La ficción del descubrimiento casual de una joven Australopithecus afarensis sirve como hilo conductor de la primera parte de la obra. Al golpear fortuitamente la tibia de un antílope con una piedra para partirla posibilitando el poder alimentarse de las substancias de su interior, esta hebra de afarensis abría el camino hacia la humanización. El relato se basa en el supuesto de que los Australopithecus partían nueces con piedras al igual que hoy en día lo hacen los chimpancés. Entre los estudios recientes en este campo destacan los que está llevando a cabo en la selva de Costa de Marfil un arqueólogo español, Julio Mercader. Sus investigaciones se centran en el estudio de cómo cascan las nueces los chimpancés de aquella zona. Para este científico cabría la posibilidad de que algunos de los yacimientos de hace dos millones de años fueran lugares en los que ejercían esta actividad los predecesores del linaje humano. El hecho de que la arquitectura ósea de las manos de los Australopithecus no presente ningún impedimento anatómico para tal habilidad hace que un hecho como el narrado por Arsuaga sea algo muy plausible; sin embargo, no debemos de olvidar que no tenemos indicios firmes que nos confirmen que los Australopithecus partieran nueces con piedras y mucho menos que lo hicieran con los huesos de los animales fallecidos. Una afirmación de este estilo aunque posible, nos guste o no, no deja de ser más que una mera conjetura. Incluso los datos del yacimiento de Bouri, Etiopía, que apuntarían hacia algo de este estilo hace 3,5 millones de años aún se han de confirmar, y además no están exentos de interpretaciones contrarias entre sí.

Sin duda alguna, la incorporación en cantidad importante de productos de origen animal a la dieta de los homínidos supuso el primer gran cambio en la historia de la alimentación humana. ¿Comían carne los Australopithecus? Es posible que los especímenes más recientes ya carroñearan. De hecho Pickford y Senut sugieren que Orrorin tugenensis, un supuesto homínido de seis millones de años de antigüedad, ya lo hacía. Hace dos millones y medio de años Homo habilis y Homo rudolfensis son los primeros homínidos de quienes tenemos certeza que consumían carne de animales, procedentes del carroñeo.

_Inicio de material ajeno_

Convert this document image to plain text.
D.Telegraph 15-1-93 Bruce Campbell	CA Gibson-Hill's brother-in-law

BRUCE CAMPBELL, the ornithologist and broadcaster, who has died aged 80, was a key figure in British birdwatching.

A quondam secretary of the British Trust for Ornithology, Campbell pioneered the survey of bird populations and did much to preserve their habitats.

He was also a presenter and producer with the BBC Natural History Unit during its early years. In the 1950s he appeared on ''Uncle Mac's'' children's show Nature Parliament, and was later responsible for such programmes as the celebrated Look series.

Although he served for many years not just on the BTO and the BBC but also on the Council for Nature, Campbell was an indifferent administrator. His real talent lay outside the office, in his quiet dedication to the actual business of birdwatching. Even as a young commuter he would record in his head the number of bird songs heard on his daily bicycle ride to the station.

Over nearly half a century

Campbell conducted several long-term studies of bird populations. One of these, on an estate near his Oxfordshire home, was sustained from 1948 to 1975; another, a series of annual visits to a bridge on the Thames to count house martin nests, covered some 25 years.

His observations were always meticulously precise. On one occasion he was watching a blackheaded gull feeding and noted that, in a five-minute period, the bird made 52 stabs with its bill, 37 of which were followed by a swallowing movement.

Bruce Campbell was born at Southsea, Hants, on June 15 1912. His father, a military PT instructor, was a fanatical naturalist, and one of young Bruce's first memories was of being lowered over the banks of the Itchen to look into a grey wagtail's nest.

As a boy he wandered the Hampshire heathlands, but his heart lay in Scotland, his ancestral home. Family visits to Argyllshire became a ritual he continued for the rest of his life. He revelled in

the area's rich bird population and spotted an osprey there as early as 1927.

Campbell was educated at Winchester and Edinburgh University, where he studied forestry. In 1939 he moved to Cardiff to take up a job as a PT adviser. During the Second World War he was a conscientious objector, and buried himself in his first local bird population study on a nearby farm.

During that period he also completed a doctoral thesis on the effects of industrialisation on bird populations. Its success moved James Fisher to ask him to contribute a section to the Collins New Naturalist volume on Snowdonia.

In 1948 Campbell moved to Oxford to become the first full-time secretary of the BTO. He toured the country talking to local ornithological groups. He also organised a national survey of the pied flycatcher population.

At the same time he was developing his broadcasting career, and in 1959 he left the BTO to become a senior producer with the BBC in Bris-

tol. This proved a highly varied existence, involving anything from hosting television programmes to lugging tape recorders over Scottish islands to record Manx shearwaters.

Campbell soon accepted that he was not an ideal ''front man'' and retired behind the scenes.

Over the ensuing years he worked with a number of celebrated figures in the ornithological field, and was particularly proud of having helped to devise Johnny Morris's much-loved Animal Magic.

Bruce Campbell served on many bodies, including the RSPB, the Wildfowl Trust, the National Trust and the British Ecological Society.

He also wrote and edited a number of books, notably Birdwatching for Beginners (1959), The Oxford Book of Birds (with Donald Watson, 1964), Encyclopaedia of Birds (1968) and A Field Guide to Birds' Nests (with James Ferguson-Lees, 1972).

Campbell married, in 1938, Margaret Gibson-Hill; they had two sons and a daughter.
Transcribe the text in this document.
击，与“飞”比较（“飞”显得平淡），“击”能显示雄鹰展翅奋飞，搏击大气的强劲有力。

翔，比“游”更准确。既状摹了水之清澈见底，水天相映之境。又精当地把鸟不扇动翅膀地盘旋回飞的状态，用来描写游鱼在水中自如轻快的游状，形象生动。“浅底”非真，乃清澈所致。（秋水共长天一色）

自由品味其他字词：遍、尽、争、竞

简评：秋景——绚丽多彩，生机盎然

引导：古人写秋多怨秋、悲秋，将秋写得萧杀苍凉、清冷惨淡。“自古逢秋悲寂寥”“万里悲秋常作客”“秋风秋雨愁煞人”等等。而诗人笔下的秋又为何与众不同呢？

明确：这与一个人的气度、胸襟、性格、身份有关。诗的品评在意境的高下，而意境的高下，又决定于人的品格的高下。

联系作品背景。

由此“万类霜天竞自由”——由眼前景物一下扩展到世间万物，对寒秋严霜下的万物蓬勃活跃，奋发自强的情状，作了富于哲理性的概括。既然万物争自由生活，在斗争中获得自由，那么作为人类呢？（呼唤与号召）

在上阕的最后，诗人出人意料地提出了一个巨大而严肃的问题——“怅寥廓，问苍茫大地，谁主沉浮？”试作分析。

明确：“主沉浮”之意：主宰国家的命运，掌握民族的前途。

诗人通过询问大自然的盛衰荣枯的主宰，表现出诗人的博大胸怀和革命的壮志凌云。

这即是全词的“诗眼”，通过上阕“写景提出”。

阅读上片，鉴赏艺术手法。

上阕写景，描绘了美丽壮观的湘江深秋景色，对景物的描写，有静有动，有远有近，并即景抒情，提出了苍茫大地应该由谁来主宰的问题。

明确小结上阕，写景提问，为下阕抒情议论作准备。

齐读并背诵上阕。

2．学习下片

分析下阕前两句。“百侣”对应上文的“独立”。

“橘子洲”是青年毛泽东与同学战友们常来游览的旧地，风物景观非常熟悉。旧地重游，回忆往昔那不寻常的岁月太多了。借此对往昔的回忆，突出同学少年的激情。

El cerebro es un órgano muy caro de mantener ya que, en un hombre adulto anatómicamente moderno, requiere un 20 % del gasto energético total de su cuerpo, en el momento del nacimiento el cerebro llega a consumir hasta el 60 % de la energía corporal. El aparato digestivo, incluyendo unos intestinos muy largos, como resulta habitual en los herbívoros, también es muy caro de mantener en términos de consumo energético. De modo que: un cerebro muy grande y un aparato digestivo muy voluminoso no suele darse simultáneamente en un mismo ser vivo. La sustitución de una dieta casi exclusivamente vegetal, muy rica en celulosa, por otra en la que la carne, rica en proteínas, desempeñaba un papel esencial, permitió que aumentara el volumen del cerebro y disminuyera la longitud de los intestinos.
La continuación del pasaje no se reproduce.